4. CloudFrontのオリジン追加
次はS3をオリジンとする設定を追加していきます。
作成時「オリジンアクセス」をOACにチェックしてS3バケットにCloudFrontからのみアクセスできるようにしておきます。
5. S3バケットのバケットポリシー設定
S3のバケットポリシーにCloudFrontからのみ許可させる内容を設定していきます。
{ "Version": "2008-10-17", "Id": "PolicyForCloudFrontPrivateContent", "Statement": [ { "Sid": "AllowCloudFrontServicePrincipal", "Effect": "Allow", "Principal": { "Service": "cloudfront.amazonaws.com" }, "Action": "s3:GetObject", "Resource": "arn:aws:s3:::sorrypage0524/*", "Condition": { "StringEquals": { "AWS:SourceArn": "arn:aws:cloudfront::012345678901:distribution/xxxxxxxxxxxxxxxxxx" } } } ] }
6. CloudFrontのビヘイビア追加
続いてS3オリジンを指定したビヘイビア設定をしていきます。
今回はS3バケットを「sorrypage0524/sorry/sorry.html」の構成にしているので、パスパターンは「/sorry/*」と設定します。

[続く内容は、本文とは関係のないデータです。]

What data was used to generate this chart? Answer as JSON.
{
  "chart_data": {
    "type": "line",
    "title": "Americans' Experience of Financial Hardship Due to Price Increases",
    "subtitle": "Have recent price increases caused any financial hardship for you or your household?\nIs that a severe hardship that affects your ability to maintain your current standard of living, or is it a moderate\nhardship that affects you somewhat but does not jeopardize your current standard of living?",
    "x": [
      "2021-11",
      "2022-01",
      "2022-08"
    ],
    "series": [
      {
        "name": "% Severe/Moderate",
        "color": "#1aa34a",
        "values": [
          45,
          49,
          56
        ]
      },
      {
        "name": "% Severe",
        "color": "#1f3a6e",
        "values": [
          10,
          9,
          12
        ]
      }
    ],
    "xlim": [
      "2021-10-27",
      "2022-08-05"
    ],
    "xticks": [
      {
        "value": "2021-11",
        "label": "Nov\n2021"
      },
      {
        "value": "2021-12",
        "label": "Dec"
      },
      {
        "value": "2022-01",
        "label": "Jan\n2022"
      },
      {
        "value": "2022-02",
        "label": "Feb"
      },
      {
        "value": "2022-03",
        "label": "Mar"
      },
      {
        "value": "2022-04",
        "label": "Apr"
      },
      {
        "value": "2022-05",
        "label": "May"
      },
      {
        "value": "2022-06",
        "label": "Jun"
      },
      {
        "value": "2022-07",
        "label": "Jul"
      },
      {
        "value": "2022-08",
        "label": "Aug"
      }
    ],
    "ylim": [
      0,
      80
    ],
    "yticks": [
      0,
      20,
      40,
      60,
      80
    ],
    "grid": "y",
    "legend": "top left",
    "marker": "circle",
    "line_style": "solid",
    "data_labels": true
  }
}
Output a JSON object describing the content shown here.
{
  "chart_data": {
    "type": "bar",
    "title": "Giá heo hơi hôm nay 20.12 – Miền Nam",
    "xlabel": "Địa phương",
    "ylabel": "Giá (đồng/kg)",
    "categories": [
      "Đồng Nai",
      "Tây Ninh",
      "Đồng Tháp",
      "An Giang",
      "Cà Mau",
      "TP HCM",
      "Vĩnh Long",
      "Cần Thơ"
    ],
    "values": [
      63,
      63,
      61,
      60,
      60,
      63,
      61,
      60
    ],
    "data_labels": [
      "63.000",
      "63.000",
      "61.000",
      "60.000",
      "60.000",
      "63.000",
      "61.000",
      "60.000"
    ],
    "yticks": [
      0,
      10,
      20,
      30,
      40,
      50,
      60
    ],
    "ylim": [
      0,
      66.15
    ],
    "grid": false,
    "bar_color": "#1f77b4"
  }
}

テストするのにキャッシュがあると分かりにくいので、キャッシュポリシーはDisableにしておきます。
7. CloudFrontのエラーページ追加
最後にエラーページの設定をしていきます。
ここではHTTP応答コードが4xxや5xxそれぞれに表示させるエラーページを設定します。
応答コードを確認するため、EC2を停止してALBが200を返せない状態(=メンテナンスや障害状態)を作ります。
その状態でローカルPCのコマンドプロンプトでコードを確認してみます。
curl -I オプションで応答ヘッダのみを表示できます。
503が返ってきたのでCloudFrontのエラーページでは503に対して設定していきます
「レスポンスページパス」にはS3に配置したエラーページコンテンツパスを設定します。
8. 動作確認
設定が全て完了したのでWordPressが落ちている状態で「http://www.apclp.click/」へアクセスしてみます。
まとめ
無事にカスタムしたエラーページが表示できました!これでいつやらかしても大丈夫です!
ユーザ視点ではエラーページが表示される方がアクセスURLが間違っていないことを確認出来るので安心感があるのではないでしょうか。
今回の構成ではS3に任意のファイルを配置して公開出来るのでエラーページを作りこみたい場合にも適切な構成かと思います。
大規模なシステムではエラーページ専用のサーバを用意していることも多いですが、滅多に登場しないコンテンツはクラウド化してしまうのもメリットがありそうです。